The details are confirmed by Johannes Schniertshauer, a specialist within Audi’s data engineering and data products development team. He says that the application involved had several characteristics that made it suitable for the use of AI. “There is a high frequency of parts to be inspected and inspection is therefore a recurring task,” he states. “There is also a clear definition of what needs to be detected, in this case very fine cracks.”
The hardware involved is a mix of old and new. The actual image detection technology, for instance, remains unchanged. “We use regular industrial cameras to make photos of the crucial areas of the parts,” says Schniertshauer. “Those images are used to train our algorithms and are also used in real-time to determine if a part is damaged.” Compared with previous practice, though, more intensive computing power is required. “The application requires dedicated hardware to accelerate the performance of deep neural networks,” Schniertshauer explains. “In order to ensure the reliability of the solution and low latencies the computation is run in our local data centre.”
The application took approximately two years to develop, a large part of which was the time required to compile the dataset needed to train the algorithms. “Since we have a very high quality in production the collection of defective samples took quite some time,” explains Schniertshauer. He adds that other findings were that the data collection needs to be highly automated, and that successful implementation of AI-based computer vision solutions requires a unified platform to scale such solutions according to requirements. This has led to the creation of a Volkswagen Vision Workbench platform. The most crucial requirement, though, was a “qualitative training-dataset”, which necessitated “close collaboration with our domain-experts”.

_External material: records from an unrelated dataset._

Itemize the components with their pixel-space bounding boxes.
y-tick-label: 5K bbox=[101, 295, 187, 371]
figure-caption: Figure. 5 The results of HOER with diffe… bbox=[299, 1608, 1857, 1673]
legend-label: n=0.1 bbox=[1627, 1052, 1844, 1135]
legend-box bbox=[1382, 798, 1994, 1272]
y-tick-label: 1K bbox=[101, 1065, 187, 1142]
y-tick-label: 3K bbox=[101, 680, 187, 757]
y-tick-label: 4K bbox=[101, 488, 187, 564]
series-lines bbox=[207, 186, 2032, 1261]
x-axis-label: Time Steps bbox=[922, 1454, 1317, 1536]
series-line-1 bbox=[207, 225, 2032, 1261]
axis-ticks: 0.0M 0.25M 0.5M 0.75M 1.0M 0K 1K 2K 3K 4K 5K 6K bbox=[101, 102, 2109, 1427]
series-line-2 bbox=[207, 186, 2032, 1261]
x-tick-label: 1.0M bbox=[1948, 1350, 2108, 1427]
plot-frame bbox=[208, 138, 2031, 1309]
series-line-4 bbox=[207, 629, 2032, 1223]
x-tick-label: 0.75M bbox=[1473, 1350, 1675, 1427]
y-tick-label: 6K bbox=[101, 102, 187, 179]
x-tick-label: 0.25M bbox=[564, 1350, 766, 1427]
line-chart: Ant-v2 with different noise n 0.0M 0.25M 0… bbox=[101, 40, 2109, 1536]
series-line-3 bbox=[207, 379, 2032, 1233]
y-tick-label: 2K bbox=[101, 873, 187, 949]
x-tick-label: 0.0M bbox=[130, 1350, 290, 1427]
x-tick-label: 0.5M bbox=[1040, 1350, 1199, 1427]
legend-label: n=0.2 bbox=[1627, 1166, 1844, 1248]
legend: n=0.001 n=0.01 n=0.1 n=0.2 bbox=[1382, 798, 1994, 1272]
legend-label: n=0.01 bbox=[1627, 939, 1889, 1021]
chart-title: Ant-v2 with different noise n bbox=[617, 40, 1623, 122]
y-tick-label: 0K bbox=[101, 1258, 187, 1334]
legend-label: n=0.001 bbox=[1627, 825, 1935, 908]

Developing a self-improving system
But the project was so successful that Schniertshauer can report not just that “the solution is running in the Ingolstadt press shop” but also that “we plan to roll it out in Neckarsulm later this year.” As he explains “the system can be used to inspect deep-drawn parts on every vehicle produced in the press shops in both plants.” Moreover, its operation has brought identifiable benefits. “Less effort is needed to configure a solution when new parts are being produced as deep neural networks can generalise,” Schniertshauer states. “In addition, the performance of the system is now more robust since the algorithms are still reliable if there are changes to conditions such as new part positions, lighting or background.” Furthermore, the solution is, in effect, self-improving. “The increasingly growing dataset used to train the solution makes it more reliable over time,” he explains.
Schniertshauer adds that the new capability was developed without the aid of any external parties. “The whole application was developed internally by Volkswagen colleagues at the SDC:Dresden, machine learning engineers at Audi IT and developers from the manufacturing departments,” he reports. Nor does the day-to-day operation of the system in the press shop require any new skills on the part of the people who work there and interact with it. “That was a core requirement,” he states emphatically. As such Audi feels able to describe its pace of development in AI applications as “blistering” confirming that it is already working on using smart algorithms to optimise processes and products “in all business divisions in the future”.